INSIDER TRADING APPARENTLY BASED ONFOREKNOWLEDGE OF 9/11 ATTACKS
TUESDAY SEPTEMBER 18 2001
Millions of shares sold before disaster
BY JAMES DORAN
THE CIA has asked the City regulators in London to investigate suspicious sales of millions of shares before last Tuesday's attacks in America in the belief that the paper trail will lead to the terrorists. American authorities are investigating unusually large numbers of shares in airlines, insurance companies and arms manufacturers that were sold off in the days and weeks before the attacks.
They believe that the sales were by people who knew about the impending disaster. The investigators are looking at so-called "short selling" transactions in several financial centres across the world involving shares that dropped dramatically after the attack.
Short selling involves borrowing shares, selling them to a third party, then buying them back when the price falls. Large profits can be made if a share price falls significantly after it has been sold to the third party. The Financial Services Authority (FSA), the stock market watchdog, was drawn into the investigation because it has a transaction monitoring department that checks suspicious share movements.
The FSA would not comment on its instructions from the CIA, but said that its team of specialists would do all they could to help the investigation. A spokesman said: "The financial authorities have great expertise in this field and could have a big part to play. It is something that is incumbent upon us all to look at to the best of our ability." Market regulators in Germany, Japan and the US received information of short selling of insurance company shares, airline stocks and shares in arms companies - all of which have fallen since the attack. Italian, French and Swiss regulators have also joined the investigation.

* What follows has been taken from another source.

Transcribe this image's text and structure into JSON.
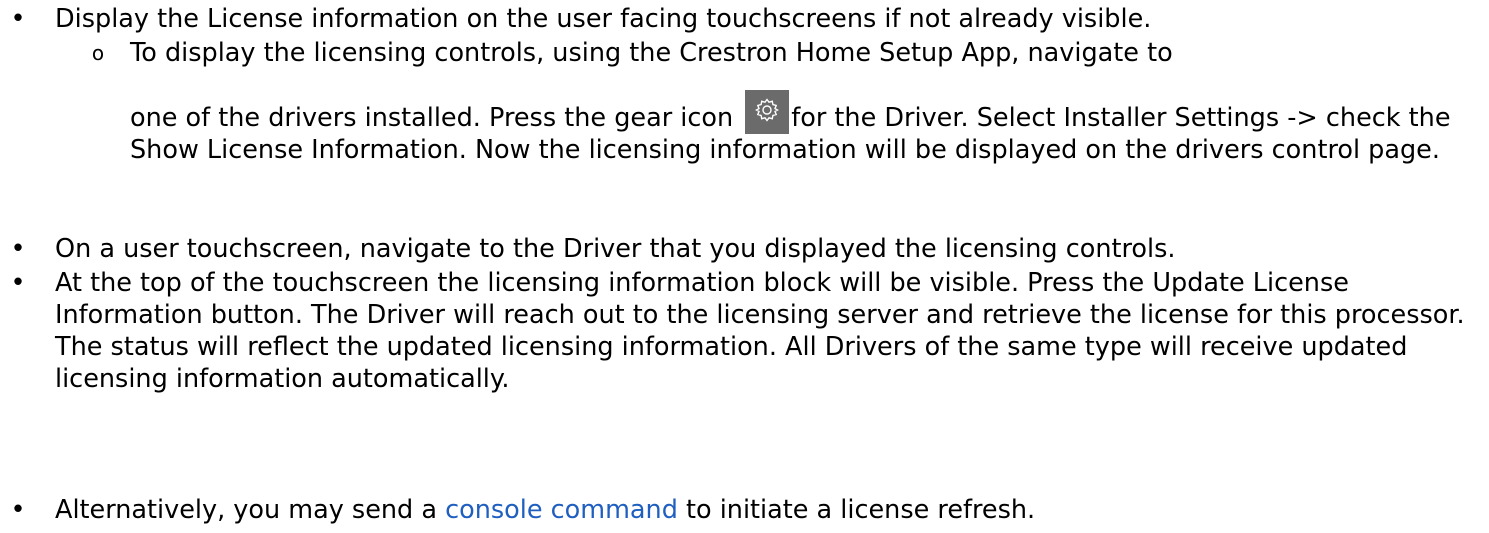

Munich Re, Swiss Re and Axa, all insurance companies, are also helping the authorities with the inquiries as large numbers of their shares were short-sold before the attack. A spokesman for Axa, a French company, said: "We have informed the market regulators in Paris that there are concerns about short selling."
Richard Crossley, an analyst at Teather & Greenwood, a City broker, said that he had tracked suspicious short selling and share dumping in a swath of stocks badly affected by the terrorist attacks. He said that on the Friday before the attacks, more than 10 million shares in Merrill Lynch, the US investment bank, were sold compared with 4 million on a normal day. He added that exceptionally high volumes of retail and leisure stocks had also caught his attention.
"Before the attacks there was no pattern to this phenomenon," he said. "The shares that were sold were doing very well and someone was selling them in very large quantities with no real reason." Mr Crossley believes that someone with inside knowledge of the attacks could have been making money on its expected outcome for up to three weeks before the terrorists struck. "What is more awful than he should aim a stiletto blow at the heart of Western financial markets? But to profit from it. Words fail me," Mr Crossley said.